Factorial Trailing Zeroes

Given an integer n, return the number of trailing zeroes in n!. Computing factorial directly is unnecessary and will overflow quickly.

Function signature

func TrailingZeroes(n int) int

Inputs / outputs

• n: non-negative integer.
• Return: number of trailing zeros in n!.

Example

5! = 120 -> 1
10! ends with two zeros -> 2

Constraints

• 0 <= n <= 1_000_000_000

Core idea (near-solution)

Trailing zeros come from factors of 10 = 2 * 5. There are more 2s than 5s, so count how many factors of 5 appear in all numbers from 1..n.

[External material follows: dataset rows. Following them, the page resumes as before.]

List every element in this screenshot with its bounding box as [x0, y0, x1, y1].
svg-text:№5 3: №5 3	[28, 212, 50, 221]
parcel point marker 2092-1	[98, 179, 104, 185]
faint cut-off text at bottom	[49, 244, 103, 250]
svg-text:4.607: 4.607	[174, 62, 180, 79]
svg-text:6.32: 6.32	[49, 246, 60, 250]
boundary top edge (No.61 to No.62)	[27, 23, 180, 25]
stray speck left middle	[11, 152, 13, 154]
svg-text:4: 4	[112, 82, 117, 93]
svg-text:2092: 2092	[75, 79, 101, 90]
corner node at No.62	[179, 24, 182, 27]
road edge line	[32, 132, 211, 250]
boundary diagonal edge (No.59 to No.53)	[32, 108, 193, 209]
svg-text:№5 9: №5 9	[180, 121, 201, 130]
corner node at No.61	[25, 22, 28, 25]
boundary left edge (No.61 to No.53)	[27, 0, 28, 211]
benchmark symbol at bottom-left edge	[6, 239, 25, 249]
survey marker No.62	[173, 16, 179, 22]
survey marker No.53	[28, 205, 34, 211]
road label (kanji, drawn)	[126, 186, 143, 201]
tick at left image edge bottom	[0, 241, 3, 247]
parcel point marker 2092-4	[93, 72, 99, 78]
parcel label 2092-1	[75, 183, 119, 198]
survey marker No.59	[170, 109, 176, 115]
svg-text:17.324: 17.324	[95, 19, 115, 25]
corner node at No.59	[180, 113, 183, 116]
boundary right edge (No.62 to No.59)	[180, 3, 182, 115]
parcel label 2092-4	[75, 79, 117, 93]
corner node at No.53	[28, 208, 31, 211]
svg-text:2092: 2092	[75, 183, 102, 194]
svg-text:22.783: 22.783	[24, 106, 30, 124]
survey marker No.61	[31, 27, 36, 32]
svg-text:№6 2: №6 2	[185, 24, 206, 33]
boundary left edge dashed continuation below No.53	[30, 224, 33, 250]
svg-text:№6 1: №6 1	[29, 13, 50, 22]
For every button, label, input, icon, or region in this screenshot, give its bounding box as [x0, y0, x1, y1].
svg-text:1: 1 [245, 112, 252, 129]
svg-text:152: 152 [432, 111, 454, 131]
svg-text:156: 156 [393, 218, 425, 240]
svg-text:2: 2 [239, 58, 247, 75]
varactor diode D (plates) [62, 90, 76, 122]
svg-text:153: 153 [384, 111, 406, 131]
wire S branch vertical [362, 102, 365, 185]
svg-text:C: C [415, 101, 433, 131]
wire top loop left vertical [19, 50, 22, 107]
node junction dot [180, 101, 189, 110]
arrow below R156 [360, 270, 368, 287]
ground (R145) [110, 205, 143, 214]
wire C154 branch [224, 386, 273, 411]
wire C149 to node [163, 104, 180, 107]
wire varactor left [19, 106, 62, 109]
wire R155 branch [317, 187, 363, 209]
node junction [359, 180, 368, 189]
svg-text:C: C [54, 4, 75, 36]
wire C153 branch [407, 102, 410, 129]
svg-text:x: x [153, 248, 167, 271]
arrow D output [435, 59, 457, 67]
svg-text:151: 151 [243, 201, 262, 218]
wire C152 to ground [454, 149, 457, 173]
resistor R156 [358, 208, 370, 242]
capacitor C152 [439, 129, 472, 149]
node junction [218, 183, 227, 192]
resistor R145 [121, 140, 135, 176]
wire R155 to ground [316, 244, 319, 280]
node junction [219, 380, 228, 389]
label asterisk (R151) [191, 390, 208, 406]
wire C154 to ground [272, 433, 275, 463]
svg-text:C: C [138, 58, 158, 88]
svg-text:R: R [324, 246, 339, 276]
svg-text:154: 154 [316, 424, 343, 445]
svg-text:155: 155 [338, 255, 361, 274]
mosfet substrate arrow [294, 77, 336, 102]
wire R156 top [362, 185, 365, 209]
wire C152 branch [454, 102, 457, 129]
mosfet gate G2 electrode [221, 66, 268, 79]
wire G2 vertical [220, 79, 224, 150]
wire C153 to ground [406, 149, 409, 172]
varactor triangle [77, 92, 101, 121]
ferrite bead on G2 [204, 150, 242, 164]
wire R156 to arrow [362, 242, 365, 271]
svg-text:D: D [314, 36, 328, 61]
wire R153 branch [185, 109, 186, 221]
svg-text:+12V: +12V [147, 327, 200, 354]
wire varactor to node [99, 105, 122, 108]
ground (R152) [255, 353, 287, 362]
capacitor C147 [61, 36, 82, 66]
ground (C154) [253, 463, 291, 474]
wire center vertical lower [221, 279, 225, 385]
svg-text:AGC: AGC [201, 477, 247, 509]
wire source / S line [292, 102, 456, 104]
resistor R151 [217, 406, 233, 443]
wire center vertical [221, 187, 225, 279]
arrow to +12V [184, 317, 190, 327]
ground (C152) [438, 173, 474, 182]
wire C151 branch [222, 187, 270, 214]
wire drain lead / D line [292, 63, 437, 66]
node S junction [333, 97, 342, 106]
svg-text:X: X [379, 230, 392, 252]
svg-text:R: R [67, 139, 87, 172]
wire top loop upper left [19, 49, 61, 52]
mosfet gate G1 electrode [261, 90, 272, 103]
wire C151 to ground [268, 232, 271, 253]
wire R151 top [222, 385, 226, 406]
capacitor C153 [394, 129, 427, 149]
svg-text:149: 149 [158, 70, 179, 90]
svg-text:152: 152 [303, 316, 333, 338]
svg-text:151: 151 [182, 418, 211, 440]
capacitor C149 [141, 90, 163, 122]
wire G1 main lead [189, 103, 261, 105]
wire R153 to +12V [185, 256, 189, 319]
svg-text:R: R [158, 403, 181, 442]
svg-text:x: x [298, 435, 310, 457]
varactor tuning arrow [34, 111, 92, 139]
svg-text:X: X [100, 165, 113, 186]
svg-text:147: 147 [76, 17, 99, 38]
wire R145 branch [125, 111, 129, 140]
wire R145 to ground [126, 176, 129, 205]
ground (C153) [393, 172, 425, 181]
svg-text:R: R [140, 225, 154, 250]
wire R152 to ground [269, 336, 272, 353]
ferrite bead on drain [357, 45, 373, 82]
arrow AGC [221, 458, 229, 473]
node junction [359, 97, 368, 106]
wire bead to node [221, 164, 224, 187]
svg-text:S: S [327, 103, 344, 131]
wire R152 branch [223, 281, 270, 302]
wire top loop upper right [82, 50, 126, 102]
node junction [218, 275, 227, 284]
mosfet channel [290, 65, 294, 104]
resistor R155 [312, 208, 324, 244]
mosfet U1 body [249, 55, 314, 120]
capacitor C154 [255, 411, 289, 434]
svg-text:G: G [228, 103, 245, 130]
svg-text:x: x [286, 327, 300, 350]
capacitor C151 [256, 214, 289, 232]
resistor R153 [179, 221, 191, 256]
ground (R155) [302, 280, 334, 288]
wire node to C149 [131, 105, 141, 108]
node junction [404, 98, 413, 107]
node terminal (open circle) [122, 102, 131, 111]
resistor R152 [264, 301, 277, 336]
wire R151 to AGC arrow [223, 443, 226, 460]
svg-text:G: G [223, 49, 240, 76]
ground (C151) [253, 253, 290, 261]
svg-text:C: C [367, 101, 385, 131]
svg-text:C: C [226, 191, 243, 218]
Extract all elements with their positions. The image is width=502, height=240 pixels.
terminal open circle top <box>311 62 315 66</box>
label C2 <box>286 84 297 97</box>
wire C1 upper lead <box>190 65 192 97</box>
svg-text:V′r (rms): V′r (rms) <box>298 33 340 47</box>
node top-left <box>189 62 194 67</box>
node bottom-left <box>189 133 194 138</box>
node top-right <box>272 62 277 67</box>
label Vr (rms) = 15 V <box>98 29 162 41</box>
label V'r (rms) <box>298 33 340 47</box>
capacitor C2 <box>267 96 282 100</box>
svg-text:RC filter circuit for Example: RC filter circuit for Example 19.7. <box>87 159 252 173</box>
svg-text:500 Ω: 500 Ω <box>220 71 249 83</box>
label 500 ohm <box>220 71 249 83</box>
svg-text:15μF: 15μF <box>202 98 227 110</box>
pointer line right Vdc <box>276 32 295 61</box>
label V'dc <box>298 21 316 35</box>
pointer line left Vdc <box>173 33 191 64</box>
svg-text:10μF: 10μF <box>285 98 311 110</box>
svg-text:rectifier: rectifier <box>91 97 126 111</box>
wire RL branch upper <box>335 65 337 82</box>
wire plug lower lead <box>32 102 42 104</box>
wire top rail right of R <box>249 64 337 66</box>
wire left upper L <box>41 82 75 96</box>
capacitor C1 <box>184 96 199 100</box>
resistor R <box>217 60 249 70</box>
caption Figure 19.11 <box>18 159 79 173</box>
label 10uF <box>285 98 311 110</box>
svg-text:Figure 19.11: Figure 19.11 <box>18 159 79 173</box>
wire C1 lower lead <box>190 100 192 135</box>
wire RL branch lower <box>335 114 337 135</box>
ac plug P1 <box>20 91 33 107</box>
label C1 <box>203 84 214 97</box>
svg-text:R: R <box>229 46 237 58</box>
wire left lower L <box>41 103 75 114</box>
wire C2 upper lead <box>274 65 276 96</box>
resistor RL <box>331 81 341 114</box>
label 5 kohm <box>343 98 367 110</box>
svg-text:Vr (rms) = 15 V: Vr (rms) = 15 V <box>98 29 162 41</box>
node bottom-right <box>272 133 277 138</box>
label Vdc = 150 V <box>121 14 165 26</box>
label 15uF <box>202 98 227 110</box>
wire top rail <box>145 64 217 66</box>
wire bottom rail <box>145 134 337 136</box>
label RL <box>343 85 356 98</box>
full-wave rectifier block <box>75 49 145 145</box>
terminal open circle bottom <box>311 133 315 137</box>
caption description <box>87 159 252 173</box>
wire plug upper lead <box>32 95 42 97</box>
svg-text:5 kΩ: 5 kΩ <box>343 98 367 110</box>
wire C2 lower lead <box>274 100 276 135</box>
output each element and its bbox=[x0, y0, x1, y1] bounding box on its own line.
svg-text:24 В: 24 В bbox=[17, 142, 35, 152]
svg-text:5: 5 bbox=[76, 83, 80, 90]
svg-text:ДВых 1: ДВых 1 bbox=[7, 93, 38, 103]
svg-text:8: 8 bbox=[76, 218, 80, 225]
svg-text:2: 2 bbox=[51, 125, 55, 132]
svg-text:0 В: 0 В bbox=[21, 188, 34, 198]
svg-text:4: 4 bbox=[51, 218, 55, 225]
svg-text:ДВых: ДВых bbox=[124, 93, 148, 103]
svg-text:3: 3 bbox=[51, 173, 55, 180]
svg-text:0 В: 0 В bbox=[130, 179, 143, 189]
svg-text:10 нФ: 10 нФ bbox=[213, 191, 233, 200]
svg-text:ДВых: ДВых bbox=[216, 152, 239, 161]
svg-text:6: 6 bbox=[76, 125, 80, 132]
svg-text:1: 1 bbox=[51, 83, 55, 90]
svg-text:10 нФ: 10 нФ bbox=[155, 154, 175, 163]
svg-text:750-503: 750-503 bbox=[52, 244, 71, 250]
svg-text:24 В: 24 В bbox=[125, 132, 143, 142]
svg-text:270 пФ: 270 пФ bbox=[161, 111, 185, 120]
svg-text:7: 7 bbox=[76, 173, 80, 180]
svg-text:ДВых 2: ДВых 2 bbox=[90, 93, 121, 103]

Invariant: after dividing by 5 repeatedly, you have counted the exact number of factors of 5.

Algorithm (step-by-step)

1. Initialize count = 0.
2. While n > 0:
   • n /= 5.
   • count += n.
3. Return count.

Correctness sketch

• Invariant: after dividing by 5 repeatedly, you have counted the exact number of factors of 5.
• The formula/transform follows from number properties or monotonicity.
• Each iteration preserves the mathematical invariant.
• Thus the computed value matches the definition of the problem.

Trace (hand walkthrough)

Example input:
5! = 120 -> 1
10! ends with two zeros -> 2

Walk:
- n=5: floor(5/5)=1 -> 1 zero
- n=10: floor(10/5)=2, floor(10/25)=0 -> 2 zeros

Pitfalls to avoid

• Computing n! directly.
• Counting only n/5 and forgetting higher powers (25, 125, ...).

Complexity

• Time: O(log_5 n).
• Extra space: O(1).

Implementation notes (Go)

• Use integer division; no 64-bit required unless n is extremely large.